Well, if you needed any further evidence for my claim about Myriad, I’m happy to oblige; Wal-Mart’s new branding eschews the hyphenation and is obviously based on a certain ubiquitous typeface:
Armin Vit is, I think, essentially right about the effect of removing the hyphen and all-caps:
[W]ith no reasoning or no explanation of what the new star burst stands for, or why the decision to change to a single word, all we have to go by is the logo that replaces the 16-year-old sans serif that was as thick and heavy as the beige boxes it adorned for so long…. The change to title case helps humanize Walmart with a name that reads more like John, Albert, Sarah or Wilbur….
It will be interesting to see how, or if, this new branding affects public perception of Walmart over time. I don’t have the sense that Walmart is a particularly image-conscious company — all of their current branding seems clumsily transparent and rhetorically amateurish to me. Will a new logo steer Walmart’s brand away from its current association with philistines who don’t mind melamine pet food?

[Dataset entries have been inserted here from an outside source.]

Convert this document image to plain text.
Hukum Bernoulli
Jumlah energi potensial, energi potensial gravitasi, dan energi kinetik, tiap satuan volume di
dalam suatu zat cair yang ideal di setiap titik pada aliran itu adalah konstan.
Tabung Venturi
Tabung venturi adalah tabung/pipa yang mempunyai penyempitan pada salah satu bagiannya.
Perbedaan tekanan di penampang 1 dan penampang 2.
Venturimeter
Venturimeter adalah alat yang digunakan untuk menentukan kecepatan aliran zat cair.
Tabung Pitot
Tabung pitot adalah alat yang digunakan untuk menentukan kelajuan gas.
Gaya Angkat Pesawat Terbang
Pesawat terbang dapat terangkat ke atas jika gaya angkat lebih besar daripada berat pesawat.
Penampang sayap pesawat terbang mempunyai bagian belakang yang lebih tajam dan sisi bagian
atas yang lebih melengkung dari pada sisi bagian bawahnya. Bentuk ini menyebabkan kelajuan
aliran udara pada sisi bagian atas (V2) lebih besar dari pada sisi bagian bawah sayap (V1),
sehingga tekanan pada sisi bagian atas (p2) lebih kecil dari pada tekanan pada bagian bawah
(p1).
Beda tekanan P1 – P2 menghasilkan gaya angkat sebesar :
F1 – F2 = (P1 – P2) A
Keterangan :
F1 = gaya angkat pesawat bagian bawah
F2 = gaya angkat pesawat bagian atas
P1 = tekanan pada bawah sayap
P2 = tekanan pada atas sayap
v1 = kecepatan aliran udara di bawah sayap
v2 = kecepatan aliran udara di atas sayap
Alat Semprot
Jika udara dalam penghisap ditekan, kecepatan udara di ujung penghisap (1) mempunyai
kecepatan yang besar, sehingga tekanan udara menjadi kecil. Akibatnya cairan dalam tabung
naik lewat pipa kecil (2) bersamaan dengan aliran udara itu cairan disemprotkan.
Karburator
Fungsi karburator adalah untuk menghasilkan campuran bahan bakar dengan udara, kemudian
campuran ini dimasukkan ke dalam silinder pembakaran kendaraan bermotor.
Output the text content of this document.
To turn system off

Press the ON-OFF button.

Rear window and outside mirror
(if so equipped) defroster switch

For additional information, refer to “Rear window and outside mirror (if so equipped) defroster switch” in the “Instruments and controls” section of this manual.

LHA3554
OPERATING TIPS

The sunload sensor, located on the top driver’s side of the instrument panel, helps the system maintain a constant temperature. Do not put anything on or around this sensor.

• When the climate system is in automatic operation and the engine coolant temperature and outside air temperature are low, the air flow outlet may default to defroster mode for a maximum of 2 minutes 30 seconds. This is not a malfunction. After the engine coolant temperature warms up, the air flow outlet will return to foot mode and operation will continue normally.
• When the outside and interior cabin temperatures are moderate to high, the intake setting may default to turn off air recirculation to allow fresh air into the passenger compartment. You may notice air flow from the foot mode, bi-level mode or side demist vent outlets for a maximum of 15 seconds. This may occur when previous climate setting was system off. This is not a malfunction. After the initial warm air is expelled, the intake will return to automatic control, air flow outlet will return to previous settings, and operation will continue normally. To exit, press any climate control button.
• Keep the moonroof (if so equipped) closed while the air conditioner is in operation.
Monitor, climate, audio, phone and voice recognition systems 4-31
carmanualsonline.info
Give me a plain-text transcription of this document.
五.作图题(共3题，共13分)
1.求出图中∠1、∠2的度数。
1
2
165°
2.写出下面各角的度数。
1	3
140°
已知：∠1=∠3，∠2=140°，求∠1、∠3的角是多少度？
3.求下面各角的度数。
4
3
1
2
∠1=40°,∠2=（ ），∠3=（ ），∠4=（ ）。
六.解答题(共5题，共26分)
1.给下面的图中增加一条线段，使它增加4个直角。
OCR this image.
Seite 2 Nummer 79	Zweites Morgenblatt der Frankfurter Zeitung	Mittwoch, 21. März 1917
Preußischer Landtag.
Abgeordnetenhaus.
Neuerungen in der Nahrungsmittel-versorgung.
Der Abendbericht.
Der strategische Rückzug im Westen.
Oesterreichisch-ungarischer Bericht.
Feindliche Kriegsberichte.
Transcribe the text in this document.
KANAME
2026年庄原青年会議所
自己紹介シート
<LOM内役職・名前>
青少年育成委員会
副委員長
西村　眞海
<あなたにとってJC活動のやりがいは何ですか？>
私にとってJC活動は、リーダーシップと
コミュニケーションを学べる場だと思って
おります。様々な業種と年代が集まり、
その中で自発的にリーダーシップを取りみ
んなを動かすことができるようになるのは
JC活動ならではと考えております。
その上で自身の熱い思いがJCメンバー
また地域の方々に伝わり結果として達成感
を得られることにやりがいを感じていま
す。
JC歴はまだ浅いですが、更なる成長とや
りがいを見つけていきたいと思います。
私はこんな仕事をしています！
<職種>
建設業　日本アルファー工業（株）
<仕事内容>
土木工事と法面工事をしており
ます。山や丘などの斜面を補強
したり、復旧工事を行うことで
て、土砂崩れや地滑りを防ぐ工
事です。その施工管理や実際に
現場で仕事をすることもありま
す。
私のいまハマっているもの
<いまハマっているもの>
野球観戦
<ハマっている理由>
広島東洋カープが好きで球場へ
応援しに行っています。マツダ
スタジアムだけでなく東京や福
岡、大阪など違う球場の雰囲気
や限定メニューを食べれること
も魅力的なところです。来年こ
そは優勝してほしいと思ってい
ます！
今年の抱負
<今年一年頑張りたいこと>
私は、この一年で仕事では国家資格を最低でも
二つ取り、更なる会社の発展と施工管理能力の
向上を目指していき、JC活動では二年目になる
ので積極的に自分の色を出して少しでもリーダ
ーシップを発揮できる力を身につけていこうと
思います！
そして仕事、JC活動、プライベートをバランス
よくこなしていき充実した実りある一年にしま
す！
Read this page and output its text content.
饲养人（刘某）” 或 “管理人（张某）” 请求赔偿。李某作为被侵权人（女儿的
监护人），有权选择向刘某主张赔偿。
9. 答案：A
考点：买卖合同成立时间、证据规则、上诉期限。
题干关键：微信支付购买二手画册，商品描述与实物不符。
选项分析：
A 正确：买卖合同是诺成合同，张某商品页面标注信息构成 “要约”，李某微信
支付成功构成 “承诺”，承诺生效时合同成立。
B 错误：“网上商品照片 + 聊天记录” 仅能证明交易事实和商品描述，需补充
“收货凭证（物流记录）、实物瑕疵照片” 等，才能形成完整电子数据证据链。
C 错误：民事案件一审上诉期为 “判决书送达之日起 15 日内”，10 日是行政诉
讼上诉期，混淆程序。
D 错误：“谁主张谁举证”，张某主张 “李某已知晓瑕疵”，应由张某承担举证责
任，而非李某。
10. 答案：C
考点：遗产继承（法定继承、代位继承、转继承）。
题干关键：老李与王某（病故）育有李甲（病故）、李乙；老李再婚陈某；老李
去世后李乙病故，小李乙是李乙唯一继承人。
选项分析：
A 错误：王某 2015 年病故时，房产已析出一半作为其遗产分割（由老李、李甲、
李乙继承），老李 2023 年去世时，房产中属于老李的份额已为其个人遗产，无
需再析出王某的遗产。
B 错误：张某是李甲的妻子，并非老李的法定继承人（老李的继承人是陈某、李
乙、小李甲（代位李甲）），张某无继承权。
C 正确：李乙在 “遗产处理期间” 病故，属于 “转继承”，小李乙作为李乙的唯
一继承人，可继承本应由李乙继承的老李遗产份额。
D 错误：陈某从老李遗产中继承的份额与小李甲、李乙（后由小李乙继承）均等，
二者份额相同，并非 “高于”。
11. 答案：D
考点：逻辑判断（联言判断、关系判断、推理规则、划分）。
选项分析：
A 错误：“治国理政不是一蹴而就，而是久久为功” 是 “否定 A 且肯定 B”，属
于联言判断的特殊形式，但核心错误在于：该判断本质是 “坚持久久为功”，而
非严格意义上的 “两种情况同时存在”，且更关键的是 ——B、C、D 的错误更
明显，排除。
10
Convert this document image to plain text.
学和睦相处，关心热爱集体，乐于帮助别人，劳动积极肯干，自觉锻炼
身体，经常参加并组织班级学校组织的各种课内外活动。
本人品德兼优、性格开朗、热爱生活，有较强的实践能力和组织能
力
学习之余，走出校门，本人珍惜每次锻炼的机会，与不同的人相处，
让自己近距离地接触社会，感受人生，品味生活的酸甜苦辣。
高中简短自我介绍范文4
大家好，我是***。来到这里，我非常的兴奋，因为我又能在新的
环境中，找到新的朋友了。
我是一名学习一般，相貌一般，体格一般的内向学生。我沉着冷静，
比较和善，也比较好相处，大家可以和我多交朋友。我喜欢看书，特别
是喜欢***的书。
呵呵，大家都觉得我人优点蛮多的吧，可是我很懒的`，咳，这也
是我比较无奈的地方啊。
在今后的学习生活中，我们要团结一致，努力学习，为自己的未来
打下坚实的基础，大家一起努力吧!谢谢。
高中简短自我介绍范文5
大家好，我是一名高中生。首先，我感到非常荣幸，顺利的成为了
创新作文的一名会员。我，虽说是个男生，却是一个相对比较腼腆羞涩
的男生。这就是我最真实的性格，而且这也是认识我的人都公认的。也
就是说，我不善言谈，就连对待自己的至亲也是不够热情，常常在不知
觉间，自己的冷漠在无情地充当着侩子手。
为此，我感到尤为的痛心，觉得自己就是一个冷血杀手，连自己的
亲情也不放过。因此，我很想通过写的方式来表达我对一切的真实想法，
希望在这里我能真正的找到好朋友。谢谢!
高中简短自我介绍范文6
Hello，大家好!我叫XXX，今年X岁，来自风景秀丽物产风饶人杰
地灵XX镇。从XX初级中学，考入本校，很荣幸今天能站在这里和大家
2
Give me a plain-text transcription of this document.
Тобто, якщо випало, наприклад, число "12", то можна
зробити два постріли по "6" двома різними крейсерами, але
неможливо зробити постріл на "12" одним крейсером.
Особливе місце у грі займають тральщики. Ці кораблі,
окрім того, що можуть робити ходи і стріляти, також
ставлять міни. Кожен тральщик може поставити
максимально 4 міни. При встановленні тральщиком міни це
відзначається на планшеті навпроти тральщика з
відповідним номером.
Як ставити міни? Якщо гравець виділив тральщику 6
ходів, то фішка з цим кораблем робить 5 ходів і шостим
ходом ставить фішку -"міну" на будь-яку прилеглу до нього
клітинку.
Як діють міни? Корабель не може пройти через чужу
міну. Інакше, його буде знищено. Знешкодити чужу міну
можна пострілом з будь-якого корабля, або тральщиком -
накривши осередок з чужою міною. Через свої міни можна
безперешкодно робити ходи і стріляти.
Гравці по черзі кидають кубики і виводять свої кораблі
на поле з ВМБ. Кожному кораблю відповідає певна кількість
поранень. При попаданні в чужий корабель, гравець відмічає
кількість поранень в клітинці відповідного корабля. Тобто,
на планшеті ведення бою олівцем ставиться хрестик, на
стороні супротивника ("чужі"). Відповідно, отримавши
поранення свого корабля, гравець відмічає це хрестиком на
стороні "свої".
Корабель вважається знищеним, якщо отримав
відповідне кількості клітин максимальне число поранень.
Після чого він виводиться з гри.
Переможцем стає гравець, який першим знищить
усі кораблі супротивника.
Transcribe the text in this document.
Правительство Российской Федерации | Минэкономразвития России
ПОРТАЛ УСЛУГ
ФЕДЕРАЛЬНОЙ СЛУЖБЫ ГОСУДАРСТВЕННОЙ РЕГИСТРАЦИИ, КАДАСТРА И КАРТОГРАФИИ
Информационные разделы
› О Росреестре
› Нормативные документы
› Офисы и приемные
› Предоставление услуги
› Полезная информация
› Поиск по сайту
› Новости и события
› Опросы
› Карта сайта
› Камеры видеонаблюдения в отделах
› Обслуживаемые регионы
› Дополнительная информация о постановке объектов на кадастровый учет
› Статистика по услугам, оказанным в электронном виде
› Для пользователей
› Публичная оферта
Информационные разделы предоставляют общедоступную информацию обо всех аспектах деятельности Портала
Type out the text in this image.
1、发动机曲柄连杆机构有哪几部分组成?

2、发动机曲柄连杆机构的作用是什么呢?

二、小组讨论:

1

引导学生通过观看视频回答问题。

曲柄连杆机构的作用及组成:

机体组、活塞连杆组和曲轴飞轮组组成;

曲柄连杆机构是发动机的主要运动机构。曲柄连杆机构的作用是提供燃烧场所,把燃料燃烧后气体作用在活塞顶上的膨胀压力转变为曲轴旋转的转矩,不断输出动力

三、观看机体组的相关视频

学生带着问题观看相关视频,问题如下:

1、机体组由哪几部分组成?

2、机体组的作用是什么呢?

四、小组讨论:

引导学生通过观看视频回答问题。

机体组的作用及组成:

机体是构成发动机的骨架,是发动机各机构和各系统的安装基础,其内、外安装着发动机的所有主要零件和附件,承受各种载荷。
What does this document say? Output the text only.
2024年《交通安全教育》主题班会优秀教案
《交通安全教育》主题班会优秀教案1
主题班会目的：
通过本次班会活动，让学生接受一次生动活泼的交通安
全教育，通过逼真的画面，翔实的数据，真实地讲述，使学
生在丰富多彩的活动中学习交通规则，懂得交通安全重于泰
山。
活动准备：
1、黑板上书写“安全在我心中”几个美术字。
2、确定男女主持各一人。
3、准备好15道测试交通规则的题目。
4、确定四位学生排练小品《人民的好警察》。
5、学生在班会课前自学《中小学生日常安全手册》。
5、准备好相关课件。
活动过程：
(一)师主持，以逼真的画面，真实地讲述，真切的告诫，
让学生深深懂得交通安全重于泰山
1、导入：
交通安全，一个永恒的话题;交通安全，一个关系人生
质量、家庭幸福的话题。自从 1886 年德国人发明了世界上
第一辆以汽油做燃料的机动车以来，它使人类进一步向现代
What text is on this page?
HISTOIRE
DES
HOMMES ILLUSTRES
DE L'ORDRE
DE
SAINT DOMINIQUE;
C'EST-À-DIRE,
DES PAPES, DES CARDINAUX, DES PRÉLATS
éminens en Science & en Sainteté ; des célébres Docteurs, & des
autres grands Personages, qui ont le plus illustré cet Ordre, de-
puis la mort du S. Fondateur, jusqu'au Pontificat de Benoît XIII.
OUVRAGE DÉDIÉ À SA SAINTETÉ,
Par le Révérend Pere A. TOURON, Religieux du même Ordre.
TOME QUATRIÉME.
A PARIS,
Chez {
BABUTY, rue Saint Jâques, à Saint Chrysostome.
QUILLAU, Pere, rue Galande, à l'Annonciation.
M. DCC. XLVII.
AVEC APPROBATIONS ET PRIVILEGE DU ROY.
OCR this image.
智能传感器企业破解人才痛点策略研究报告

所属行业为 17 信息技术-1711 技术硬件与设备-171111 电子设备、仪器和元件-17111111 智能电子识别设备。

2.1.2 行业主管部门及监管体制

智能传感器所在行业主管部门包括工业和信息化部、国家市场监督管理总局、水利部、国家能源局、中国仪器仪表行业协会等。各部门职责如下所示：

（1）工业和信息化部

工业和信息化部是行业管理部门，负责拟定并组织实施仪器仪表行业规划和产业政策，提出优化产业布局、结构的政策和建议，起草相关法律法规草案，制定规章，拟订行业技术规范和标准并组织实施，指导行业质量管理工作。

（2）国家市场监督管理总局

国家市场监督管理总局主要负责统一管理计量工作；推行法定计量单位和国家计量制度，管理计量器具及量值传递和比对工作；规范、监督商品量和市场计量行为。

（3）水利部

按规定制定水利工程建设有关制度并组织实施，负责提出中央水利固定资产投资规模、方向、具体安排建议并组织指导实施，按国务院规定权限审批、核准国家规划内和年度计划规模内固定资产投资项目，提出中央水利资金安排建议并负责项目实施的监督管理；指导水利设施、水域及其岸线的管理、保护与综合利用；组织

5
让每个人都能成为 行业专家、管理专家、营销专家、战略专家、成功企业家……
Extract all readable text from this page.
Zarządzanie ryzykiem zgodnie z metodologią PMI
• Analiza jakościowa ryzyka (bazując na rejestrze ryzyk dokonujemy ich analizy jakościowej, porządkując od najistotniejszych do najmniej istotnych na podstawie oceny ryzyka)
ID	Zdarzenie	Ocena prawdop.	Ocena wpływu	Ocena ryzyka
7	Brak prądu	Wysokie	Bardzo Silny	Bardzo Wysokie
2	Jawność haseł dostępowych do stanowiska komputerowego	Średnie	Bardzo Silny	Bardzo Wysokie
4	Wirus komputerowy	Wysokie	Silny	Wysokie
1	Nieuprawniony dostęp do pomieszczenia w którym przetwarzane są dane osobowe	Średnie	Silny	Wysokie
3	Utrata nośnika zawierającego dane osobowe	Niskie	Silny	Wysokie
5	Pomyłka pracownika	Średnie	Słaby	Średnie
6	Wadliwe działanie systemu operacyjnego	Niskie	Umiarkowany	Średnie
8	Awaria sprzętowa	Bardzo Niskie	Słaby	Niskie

In any case, removing the hyphen from “Wal-Mart” is far less jarring than it was when “Kmart” did the same thing. Honestly, “Kmart” seems like the name of a talking duck from a fake Icelandic children’s book: “Kmart was sad, because he had no more cookies and couldn’t play with his brothers and sisters. Suddenly, a friendly dog arrived!” “Walmart” at least looks like a string of letters that could be pronounced “wôl-märt” and might naturally occur so ordered in American English.